Ricordo come se fosse ieri la fine di un weekend del febbraio 1976: sulla via del ritorno a Milano, siamo in macchina tesissimi come corde di violino. Il babbut alla guida. Mio fratello e io seduti dietro che lo incitiamo a schiacciare sull’acceleratore, superare chiunque ci si pari davanti, non azzardare il minimo rallentamento neanche in prossimità di curve a gomito.

Tanta fretta ha un suo perché mica da ridere: da lì a qualche minuto, in televisione avrebbero trasmesso l’ultima puntata di Sandokan, uno degli sceneggiati televisivi italiani che ha davvero fatto il botto. Tant’è che pur di non perderci l’epilogo della storia della Tigre della Malesia, l’amico Yanez e la meravigliosa Perla di Labuan, non ci è importato di rischiare la vita.
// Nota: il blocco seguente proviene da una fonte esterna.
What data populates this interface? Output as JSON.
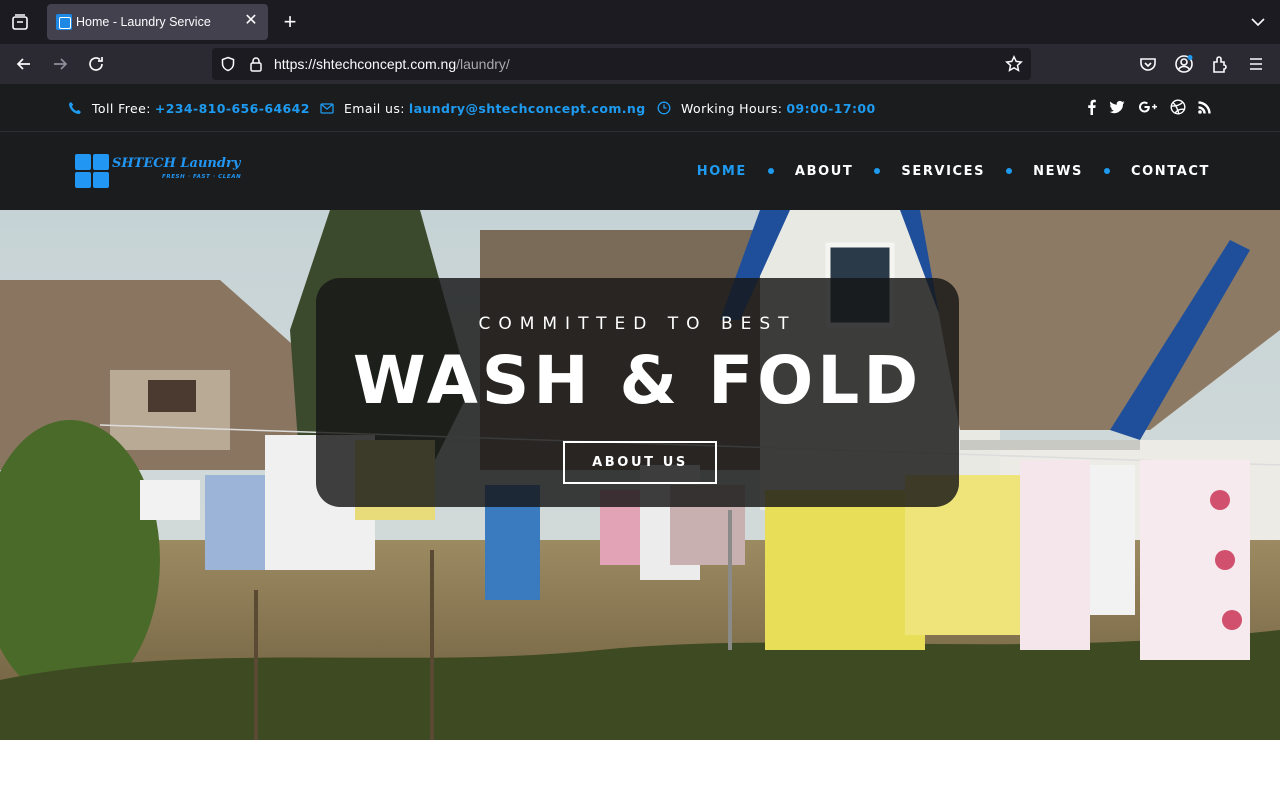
{
  "browser": {
    "tab_title": "Home - Laundry Service",
    "url_host": "https://shtechconcept.com.ng",
    "url_path": "/laundry/"
  },
  "topbar": {
    "phone": {
      "label": "Toll Free:",
      "value": "+234-810-656-64642",
      "icon": "phone-icon"
    },
    "email": {
      "label": "Email us:",
      "value": "laundry@shtechconcept.com.ng",
      "icon": "envelope-icon"
    },
    "hours": {
      "label": "Working Hours:",
      "value": "09:00-17:00",
      "icon": "clock-icon"
    },
    "social": [
      "facebook-icon",
      "twitter-icon",
      "google-plus-icon",
      "dribbble-icon",
      "rss-icon"
    ]
  },
  "logo": {
    "name": "SHTECH Laundry",
    "tagline": "FRESH · FAST · CLEAN"
  },
  "nav": {
    "items": [
      {
        "label": "HOME",
        "active": true
      },
      {
        "label": "ABOUT",
        "active": false
      },
      {
        "label": "SERVICES",
        "active": false
      },
      {
        "label": "NEWS",
        "active": false
      },
      {
        "label": "CONTACT",
        "active": false
      }
    ]
  },
  "hero": {
    "kicker": "COMMITTED TO BEST",
    "title": "WASH & FOLD",
    "button": "ABOUT US"
  },
  "colors": {
    "accent": "#1e9bf0",
    "header_bg": "#1b1c1e",
    "chrome_bg": "#1c1b22"
  }
}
Il destino, invece, ha voluto che riuscissimo a sederci sul divano sani, salvi e in tempo per la sigla (di cui so ancora a memoria sia le parole originali sia della versione parodiata). Ma quando qualche anno dopo ho ripensato a quel tachicardico viaggio al limite della follia, ho deciso che mai più sarei stata schiava del piccolo schermo.

Ve lo racconto perché l’articolo Stasera vanno in onda le emozioni (su Confidenze in edicola adesso) elenca ciò che di bello i canali televisivi propongono in autunno. Ma io so già che non vedrò niente di niente. Nessuna fiction, ma neppure nessuna serie tivù, nonostante sappia benissimo che questa scelta implicherà (li ha già implicati nelle stagioni scorse) parecchi problemi a livello social.
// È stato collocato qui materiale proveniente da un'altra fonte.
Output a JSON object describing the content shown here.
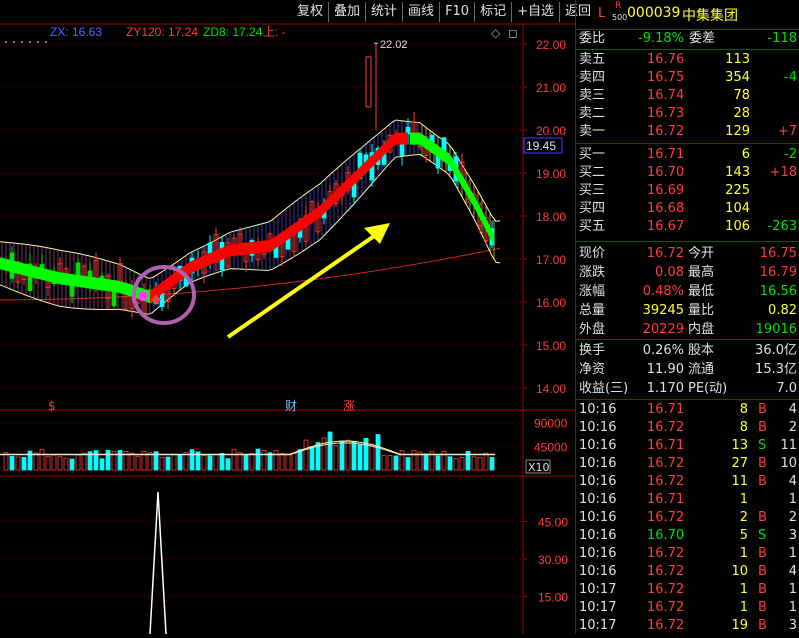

Mi rendo conto, infatti, che non esiste cena dalle quattro alle quaranta persone in cui non si arrivi, a un certo punto, a disquisire sul film a puntate (illimitate) che incolla grandi e piccini, donne e uomini, ignorantelli e intellettuali davanti allo schermo. E quando scatta il tragico momento, io sono irrimediabilmente tagliata fuori da ogni discorso e trattata addirittura come un caso umano o una troglodita (non so cosa sia più umiliante).
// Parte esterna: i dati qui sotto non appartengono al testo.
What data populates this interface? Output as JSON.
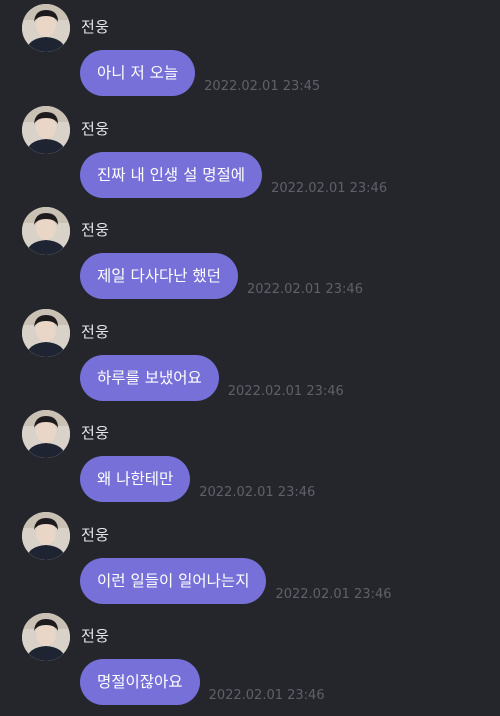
{
  "messages": [
    {
      "sender": "전웅",
      "text": "아니 저 오늘",
      "time": "2022.02.01 23:45"
    },
    {
      "sender": "전웅",
      "text": "진짜 내 인생 설 명절에",
      "time": "2022.02.01 23:46"
    },
    {
      "sender": "전웅",
      "text": "제일 다사다난 했던",
      "time": "2022.02.01 23:46"
    },
    {
      "sender": "전웅",
      "text": "하루를 보냈어요",
      "time": "2022.02.01 23:46"
    },
    {
      "sender": "전웅",
      "text": "왜 나한테만",
      "time": "2022.02.01 23:46"
    },
    {
      "sender": "전웅",
      "text": "이런 일들이 일어나는지",
      "time": "2022.02.01 23:46"
    },
    {
      "sender": "전웅",
      "text": "명절이잖아요",
      "time": "2022.02.01 23:46"
    }
  ],
  "colors": {
    "background": "#25262c",
    "bubble": "#7770d8",
    "timestamp": "#5f6069",
    "sender": "#e7e7ea"
  }
}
La prima volta che me ne sono accorta, era il periodo in cui la gente guardava The Crown (la storia dei Elisabetta II)  e non parlava d’altro. Quindi, appena incontrava il mio sguardo (spaesato), tentava di invitarmi a stare al passo con i tempi. «Ti piacerebbe di sicuro» mi diceva chi conosce la mia passione per i reali. «Non puoi perderla» faceva eco chi voleva semplicemente tirarmi dentro nel gruppo. Ma io sono sempre rimasta impassibile di fronte a qualsiasi tipo di esortazione.

E se anche quest’anno non sono tentata dalla milleseicentoventiduesima stagione di tale o talaltra serie tivù è per due motivi precisissimi. Innanzitutto, per vedere tutto ciò che ho perso e mettermi al passo con le storie dovrei tapparmi in casa per qualche mese con la televisione sempre accesa. E poi, perché non voglio rischiare, appena mi sono aggiornata, di non spegnerla più. Troppe volte, infatti, ho sentito dichiarazioni del tipo: «Il weekend? Una figata pazzesca. Sdraiata due giorni sul divano in compagnia di Breaking Bad, Stranger Things, Narcos, House of Cards, Lost, Black Mirror.……». Aiuto!!! Sarò davvero una troglodita, ma il sabato e la domenica preferisco mille volte farmi una bella sciata, un cinema e una pizza fuori con gli amici.